Russia claims 380 'ISIS targets' in Syria hit since start of bombing
AFP, , Friday 16 Oct 2015


Russia has hit more than 380 "ISIS targets" since launching its bombing campaign in Syria on September 30, a senior military official said on Friday.

"Since the start of the operation we conducted more than 600 sorties and bombed more than 380 ISIS targets," Colonel General Andrei Kartapolov, a senior Russian General Staff official, told Russian tabloid Komsomolskaya Pravda.

Russia launched a bombing campaign in Syria late last month in support of forces loyal to its longstanding ally President Bashar al-Assad.

Moscow's military has almost uniformly claimed its strikes have hit "ISIS" targets despite the fact that many of the sites struck seem to fall outside territory held by the group.

The US and other members of a rival coalition targeting ISIS say Moscow has focused the bulk of its firepower on other rebel groups battling Assad.

Kartapolov slammed the US-led coalition, saying the US had not responded to Russia's invitation to cooperate in the fight against ISIS.

"They consider it humiliating to admit that they cannot fulfil a task they had set out for themselves one year ago without Russia," Kartapolov said, adding that the coalition's year-long bombing campaign was "window-dressing."

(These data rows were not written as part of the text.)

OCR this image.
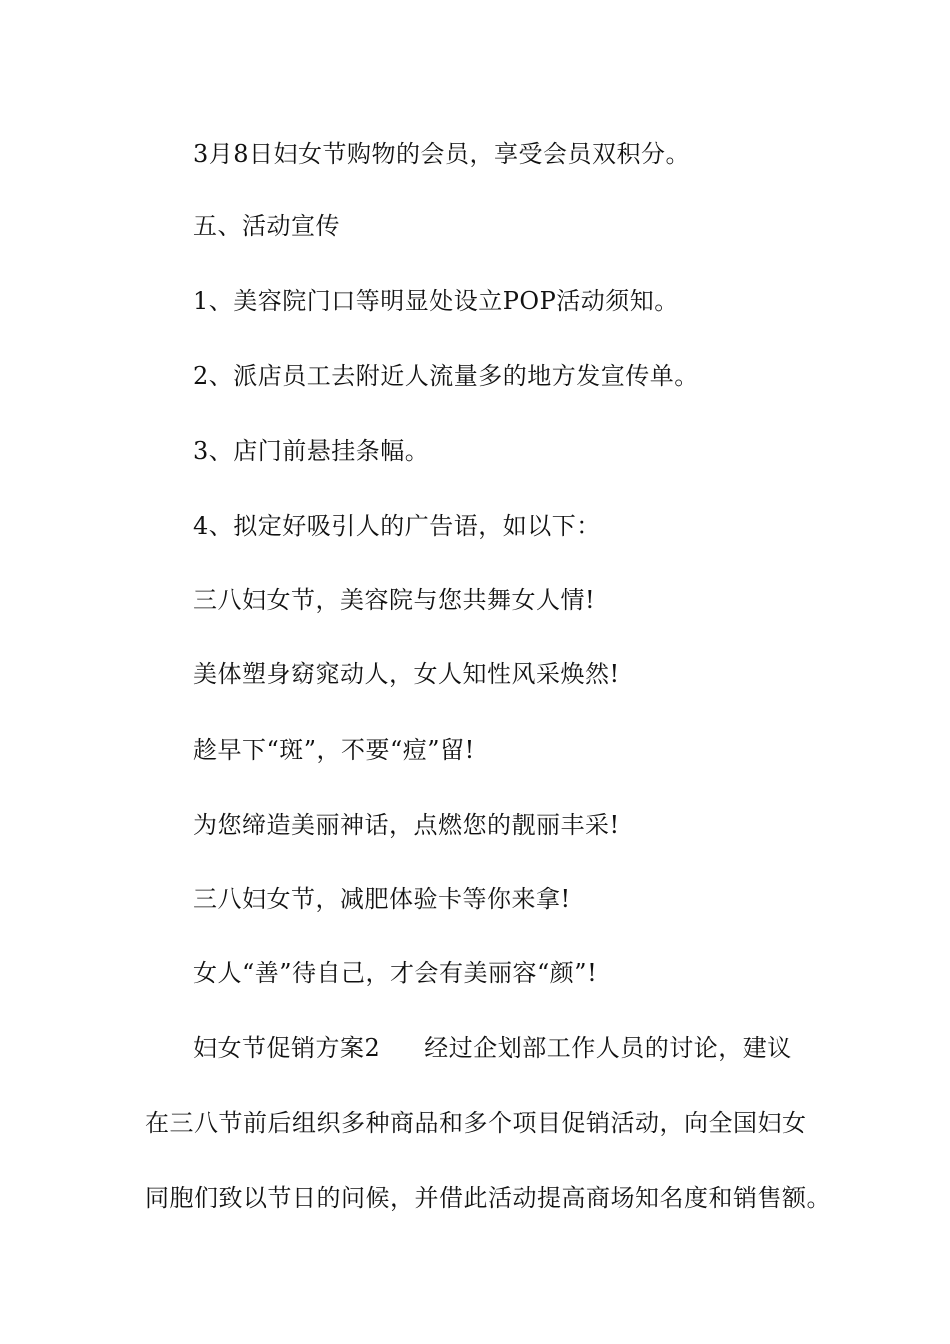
3月8日妇女节购物的会员，享受会员双积分。
五、活动宣传
1、美容院门口等明显处设立POP活动须知。
2、派店员工去附近人流量多的地方发宣传单。
3、店门前悬挂条幅。
4、拟定好吸引人的广告语，如以下：
三八妇女节，美容院与您共舞女人情!
美体塑身窈窕动人，女人知性风采焕然!
趁早下“斑”，不要“痘”留!
为您缔造美丽神话，点燃您的靓丽丰采!
三八妇女节，减肥体验卡等你来拿!
女人“善”待自己，才会有美丽容“颜”!
妇女节促销方案2 经过企划部工作人员的讨论，建议
在三八节前后组织多种商品和多个项目促销活动，向全国妇女
同胞们致以节日的问候，并借此活动提高商场知名度和销售额。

"They are in fact unlikely to have the necessary amount of information about ISIS targets, which the results of their strikes reflects," he said.

Kartapolov also accused the coalition of bombing infrastructure essential to a ground operation by the Syrian army.

"It [coalition bombing] does not complicate the activities of ISIS as much as that of the government forces of President Assad," he said.

Speaking at a regional summit in Kazakhstan on Friday, Russian President Vladimir Putin praised the more than two-week-old campaign, saying the strikes had "destroyed dozens of command posts, munitions depots, hundreds of terrorists and a large amount of military hardware".

The Russian defence ministry said Friday that the latest Russian air strikes had created "favourable conditions" for a Syrian ground offensive and destroyed two ISIS command posts in the Aleppo province, among other targets.

Kartapolov said that Russia -- which already has a naval facility in the port city of Tartus and uses an airfield in Latakia -- could build a full-fledged Russian military base in the country.